On August 3, Hurricane Isaias made landfall near Wilmington NC just before midnight. This is the earliest “I” storm we have ever observed, which shows you how active the Atlantic hurricane season has been so far this year. Climatologically, we are not even near the peak of hurricane season yet—that usually comes between mid-August and the end of October. So we are likely to see several more tropical systems occur before this season is done, although no one can predict where they will go or if they will make landfall or stay out to sea. Fortunately, the only other potential storm on the horizon at the moment looks weak and if it develops, is expected to stay out in the Atlantic away from land.

Partly because of the active tropical season, rainfall is expected to be higher than normal for the next three months across the Southeast. Temperatures are also expected to be warmer than normal due to the long-term trend towards higher temperatures over time. A lot of that warmth will be at night due to higher humidity levels. Over the next month, the wetter conditions will be mainly in the form of scattered rain showers almost every day, with accumulations over the next couple of weeks of 2-4 inches in some areas. This is predicted to continue through the end of August, although there will be some dry periods and locations. This is welcome news for producers because of the abnormally dry conditions that have developed over the last month as shown by the US Drought Monitor and NOAA flash drought indicators.

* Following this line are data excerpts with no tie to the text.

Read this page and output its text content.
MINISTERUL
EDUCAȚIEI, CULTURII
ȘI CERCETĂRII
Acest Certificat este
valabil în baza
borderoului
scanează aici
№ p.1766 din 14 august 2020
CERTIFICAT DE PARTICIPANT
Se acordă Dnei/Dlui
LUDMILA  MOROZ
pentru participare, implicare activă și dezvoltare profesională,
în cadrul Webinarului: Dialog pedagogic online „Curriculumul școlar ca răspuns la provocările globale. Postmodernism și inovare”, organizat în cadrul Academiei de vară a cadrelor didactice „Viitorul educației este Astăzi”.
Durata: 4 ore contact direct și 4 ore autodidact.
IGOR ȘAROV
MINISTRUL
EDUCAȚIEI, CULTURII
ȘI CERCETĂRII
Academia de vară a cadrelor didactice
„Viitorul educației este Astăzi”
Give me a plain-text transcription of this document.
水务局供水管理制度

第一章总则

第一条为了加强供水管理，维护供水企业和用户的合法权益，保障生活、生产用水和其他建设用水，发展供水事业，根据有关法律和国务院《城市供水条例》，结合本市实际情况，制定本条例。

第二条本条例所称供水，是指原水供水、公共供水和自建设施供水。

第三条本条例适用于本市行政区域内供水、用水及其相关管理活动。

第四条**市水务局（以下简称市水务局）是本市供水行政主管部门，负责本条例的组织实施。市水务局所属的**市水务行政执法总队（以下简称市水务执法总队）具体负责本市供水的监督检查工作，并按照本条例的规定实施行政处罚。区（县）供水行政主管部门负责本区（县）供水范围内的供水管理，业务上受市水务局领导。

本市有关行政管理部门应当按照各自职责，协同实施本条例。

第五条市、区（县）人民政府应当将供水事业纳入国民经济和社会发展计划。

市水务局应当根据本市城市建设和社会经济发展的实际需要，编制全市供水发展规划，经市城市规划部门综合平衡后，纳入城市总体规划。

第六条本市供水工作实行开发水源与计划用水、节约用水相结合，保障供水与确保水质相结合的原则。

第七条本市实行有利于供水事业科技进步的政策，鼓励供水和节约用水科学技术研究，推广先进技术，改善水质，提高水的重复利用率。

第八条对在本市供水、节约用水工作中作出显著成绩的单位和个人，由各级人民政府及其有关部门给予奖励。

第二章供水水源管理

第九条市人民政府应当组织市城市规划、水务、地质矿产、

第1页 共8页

Looking farther ahead, we are now in a La Nina watch, which means that colder than normal conditions are now being observed in the Eastern Pacific Ocean and are expected to remain for several months. Late fall and winter in the Southeast during La Nina years are often warmer and drier than normal due to a shift in the location of the subtropical jet and associated storm track, which normally brings rain to southern Georgia and Alabama and northern Florida. This La NIna is not expected to be a strong one, so by spring it is likely to be back to neutral conditions. La Nina winters are an indicator that the next growing season could develop drought more quickly due to the lack of soil moisture recharge over the winter, so that is something we will have to watch down the road.